The neural network’s activity predicted the human brain activity–in fact, these predictions are the most accurate ever made for the MRI data. In addition, there was a clear mapping between the neural network and brain: activity in the brain’s “early” visual cortex was predicted best by “earlier” layers of the neural network, whereas brain activity in “deeper” areas of the brain that compute more complex properties, such as the type of object seen, were predicted best by “deeper” layers of the neural network. The correspondence between the neural network and the brain was stronger than even the most optimistic computer scientists would have predicted.

Conclusion

Encoding models can predict brain activity from an event; building encoding models will allow us to read your mind. A recent paper creates the world’s best encoding model from a deep neural network, a computer algorithm at the forefront of computer vision and artificial intelligence research. This encoding model not only predicted the brain activity well, but its hierarchical structure also mapped onto what has been though to be a hierarchy in visual areas in the brain. The relationship between the neural network and brain were greater than neuroscientists and computer scientists could have expected.
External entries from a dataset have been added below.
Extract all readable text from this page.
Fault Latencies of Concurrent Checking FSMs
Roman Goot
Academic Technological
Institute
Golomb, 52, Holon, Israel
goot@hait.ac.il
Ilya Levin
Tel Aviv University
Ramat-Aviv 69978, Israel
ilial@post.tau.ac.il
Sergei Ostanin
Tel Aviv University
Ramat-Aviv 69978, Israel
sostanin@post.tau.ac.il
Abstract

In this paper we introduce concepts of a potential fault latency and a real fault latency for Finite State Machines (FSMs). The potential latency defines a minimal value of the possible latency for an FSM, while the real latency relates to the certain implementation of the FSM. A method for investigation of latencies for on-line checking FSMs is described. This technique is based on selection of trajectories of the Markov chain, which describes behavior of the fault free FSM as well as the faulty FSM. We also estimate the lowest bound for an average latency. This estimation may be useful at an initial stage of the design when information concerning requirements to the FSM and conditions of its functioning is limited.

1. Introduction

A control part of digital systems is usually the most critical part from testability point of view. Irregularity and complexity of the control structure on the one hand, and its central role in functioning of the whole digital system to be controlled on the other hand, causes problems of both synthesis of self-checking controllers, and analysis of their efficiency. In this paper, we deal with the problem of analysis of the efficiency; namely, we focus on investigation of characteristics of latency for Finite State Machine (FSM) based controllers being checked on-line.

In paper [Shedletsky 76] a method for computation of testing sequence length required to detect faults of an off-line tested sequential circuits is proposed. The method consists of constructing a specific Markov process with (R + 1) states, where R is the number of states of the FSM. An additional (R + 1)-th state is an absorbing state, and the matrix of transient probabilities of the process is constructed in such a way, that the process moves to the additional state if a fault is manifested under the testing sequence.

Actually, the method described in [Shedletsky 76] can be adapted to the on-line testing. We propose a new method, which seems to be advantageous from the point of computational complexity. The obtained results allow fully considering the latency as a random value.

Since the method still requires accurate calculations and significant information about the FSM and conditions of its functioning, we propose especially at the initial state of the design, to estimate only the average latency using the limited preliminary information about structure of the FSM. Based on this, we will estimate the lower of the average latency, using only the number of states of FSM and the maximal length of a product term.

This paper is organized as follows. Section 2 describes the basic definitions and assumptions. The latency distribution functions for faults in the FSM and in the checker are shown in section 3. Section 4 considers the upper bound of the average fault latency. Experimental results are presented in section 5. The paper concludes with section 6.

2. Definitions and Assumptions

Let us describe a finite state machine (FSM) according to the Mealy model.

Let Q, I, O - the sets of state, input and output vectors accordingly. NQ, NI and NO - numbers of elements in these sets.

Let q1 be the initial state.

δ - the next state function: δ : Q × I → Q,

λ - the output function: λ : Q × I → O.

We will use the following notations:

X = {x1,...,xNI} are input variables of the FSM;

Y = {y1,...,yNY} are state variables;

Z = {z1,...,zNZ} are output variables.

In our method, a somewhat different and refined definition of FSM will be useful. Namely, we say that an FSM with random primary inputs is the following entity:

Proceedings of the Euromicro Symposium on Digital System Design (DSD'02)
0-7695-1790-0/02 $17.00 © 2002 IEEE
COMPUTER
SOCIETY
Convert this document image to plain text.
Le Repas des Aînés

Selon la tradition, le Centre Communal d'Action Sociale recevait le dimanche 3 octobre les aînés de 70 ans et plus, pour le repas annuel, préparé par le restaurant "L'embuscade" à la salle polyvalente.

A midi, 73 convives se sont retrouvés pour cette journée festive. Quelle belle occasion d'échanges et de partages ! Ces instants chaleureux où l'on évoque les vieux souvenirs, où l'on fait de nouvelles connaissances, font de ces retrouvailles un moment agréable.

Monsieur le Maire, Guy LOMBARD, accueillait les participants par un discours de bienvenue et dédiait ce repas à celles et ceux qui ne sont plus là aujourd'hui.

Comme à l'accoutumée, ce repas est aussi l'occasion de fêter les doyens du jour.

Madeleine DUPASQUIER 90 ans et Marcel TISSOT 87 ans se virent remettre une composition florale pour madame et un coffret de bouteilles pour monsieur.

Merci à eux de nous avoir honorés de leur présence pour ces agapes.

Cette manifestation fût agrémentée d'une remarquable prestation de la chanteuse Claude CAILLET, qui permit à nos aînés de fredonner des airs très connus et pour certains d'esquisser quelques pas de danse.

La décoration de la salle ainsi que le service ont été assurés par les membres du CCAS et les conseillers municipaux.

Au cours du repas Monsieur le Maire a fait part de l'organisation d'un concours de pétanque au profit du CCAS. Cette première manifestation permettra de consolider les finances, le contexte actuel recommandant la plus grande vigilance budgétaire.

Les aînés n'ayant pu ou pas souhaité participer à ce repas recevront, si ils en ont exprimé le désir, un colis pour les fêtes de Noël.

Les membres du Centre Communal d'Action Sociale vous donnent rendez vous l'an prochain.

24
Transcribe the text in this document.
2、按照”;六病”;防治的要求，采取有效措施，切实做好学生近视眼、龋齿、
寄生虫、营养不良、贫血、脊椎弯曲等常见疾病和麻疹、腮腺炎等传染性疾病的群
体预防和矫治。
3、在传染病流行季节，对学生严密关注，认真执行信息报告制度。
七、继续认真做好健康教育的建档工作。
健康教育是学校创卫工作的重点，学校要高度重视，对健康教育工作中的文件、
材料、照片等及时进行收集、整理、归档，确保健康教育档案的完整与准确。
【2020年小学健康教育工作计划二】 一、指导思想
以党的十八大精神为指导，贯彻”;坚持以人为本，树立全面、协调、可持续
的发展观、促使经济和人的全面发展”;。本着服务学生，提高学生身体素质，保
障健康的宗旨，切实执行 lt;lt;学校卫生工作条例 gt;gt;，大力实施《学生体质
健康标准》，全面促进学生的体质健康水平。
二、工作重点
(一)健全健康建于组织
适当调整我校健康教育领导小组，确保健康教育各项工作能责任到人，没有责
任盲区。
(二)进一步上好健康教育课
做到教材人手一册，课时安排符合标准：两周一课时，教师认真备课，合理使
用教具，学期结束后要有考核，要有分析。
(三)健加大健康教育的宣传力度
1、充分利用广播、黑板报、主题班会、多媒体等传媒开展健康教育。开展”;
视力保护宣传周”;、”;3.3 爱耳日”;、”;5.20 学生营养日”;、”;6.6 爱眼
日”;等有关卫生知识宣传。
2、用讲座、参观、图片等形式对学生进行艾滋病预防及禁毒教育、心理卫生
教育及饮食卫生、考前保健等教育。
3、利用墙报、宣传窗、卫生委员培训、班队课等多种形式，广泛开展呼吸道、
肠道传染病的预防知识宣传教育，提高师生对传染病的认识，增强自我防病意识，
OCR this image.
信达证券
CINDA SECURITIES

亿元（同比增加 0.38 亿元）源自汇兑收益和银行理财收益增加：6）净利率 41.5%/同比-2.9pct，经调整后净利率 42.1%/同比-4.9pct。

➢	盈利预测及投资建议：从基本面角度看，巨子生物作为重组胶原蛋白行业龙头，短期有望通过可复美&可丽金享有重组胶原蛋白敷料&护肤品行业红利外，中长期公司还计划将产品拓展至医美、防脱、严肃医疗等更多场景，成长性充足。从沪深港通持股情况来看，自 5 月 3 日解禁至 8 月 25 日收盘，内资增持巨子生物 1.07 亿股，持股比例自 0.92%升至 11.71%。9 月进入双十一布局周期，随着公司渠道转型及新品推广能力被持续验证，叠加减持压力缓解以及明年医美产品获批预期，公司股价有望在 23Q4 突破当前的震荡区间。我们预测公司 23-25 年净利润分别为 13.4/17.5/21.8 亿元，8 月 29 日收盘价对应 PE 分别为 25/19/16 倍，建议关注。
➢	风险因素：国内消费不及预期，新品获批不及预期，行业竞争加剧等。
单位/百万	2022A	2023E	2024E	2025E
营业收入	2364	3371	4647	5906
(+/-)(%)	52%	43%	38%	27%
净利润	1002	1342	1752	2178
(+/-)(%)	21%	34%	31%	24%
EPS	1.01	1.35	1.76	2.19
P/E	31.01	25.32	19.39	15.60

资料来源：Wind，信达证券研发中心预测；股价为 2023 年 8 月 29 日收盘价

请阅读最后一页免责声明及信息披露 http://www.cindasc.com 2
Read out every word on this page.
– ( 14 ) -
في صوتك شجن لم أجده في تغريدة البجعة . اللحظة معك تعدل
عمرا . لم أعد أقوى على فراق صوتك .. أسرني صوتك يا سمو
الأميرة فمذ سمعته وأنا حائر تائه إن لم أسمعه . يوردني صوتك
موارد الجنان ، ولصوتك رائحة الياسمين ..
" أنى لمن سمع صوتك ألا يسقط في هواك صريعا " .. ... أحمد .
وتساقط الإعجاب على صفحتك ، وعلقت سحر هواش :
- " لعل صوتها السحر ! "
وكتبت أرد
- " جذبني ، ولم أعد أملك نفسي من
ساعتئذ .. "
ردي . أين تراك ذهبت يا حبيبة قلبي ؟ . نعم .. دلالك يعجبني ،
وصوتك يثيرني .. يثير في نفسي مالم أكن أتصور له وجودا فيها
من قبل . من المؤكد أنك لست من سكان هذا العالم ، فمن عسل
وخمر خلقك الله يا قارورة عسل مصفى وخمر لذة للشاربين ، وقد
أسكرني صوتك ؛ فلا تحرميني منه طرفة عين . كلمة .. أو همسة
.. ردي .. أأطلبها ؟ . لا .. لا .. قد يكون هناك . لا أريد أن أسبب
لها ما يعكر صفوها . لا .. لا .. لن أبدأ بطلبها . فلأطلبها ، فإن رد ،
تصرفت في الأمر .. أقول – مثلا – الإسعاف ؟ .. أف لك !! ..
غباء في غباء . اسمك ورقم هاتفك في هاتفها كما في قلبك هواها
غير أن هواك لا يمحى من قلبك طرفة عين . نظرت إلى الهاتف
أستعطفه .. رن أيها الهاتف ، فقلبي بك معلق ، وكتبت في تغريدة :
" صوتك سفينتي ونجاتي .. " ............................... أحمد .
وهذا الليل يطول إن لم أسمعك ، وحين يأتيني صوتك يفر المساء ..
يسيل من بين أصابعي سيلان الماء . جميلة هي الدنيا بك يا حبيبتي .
* fMRI signals, which are used in most encoding/decoding studies, and all of those I refer to here, do not indicate brain activity directly; instead, they indicate differential flow of deoxygenated blood. I use the term “activity” throughout the post as (a) encoding and decoding are not limited to fMRI and (b) I couldn’t edit this post to clean up the terminology and keep things clear.

References:

Gatys, Leon A., Alexander S. Ecker, and Matthias Bethge. “A Neural Algorithm of Artistic Style.” arXiv preprint arXiv:1508.06576 (2015).

Güçlü, Umut, and Marcel AJ van Gerven. “Deep Neural Networks Reveal a Gradient in the Complexity of Neural Representations across the Ventral Stream.” The Journal of Neuroscience 35.27 (2015): 10005-10014.

Kay KN, Naselaris T, Prenger RJ, Gallant JL. Identifying natural images from human brain activity. Nature. 2008; 452(7185):352–5.

Naselaris T, Prenger RJ, Kay KN, Oliver M, Gallant JL. Bayesian reconstruction of natural images from human brain activity. Neuron. 2009; 63(6):902–915.

Naselaris, Thomas, et al. “Encoding and decoding in fMRI.” Neuroimage 56.2 (2011): 400-410.

Miyawaki, Yoichi, et al. “Visual image reconstruction from human brain activity using a combination of multiscale local image decoders.” Neuron 60.5 (2008): 915-929.

Norman, Kenneth A., et al. “Beyond mind-reading: multi-voxel pattern analysis of fMRI data.” Trends in cognitive sciences 10.9 (2006): 424-430.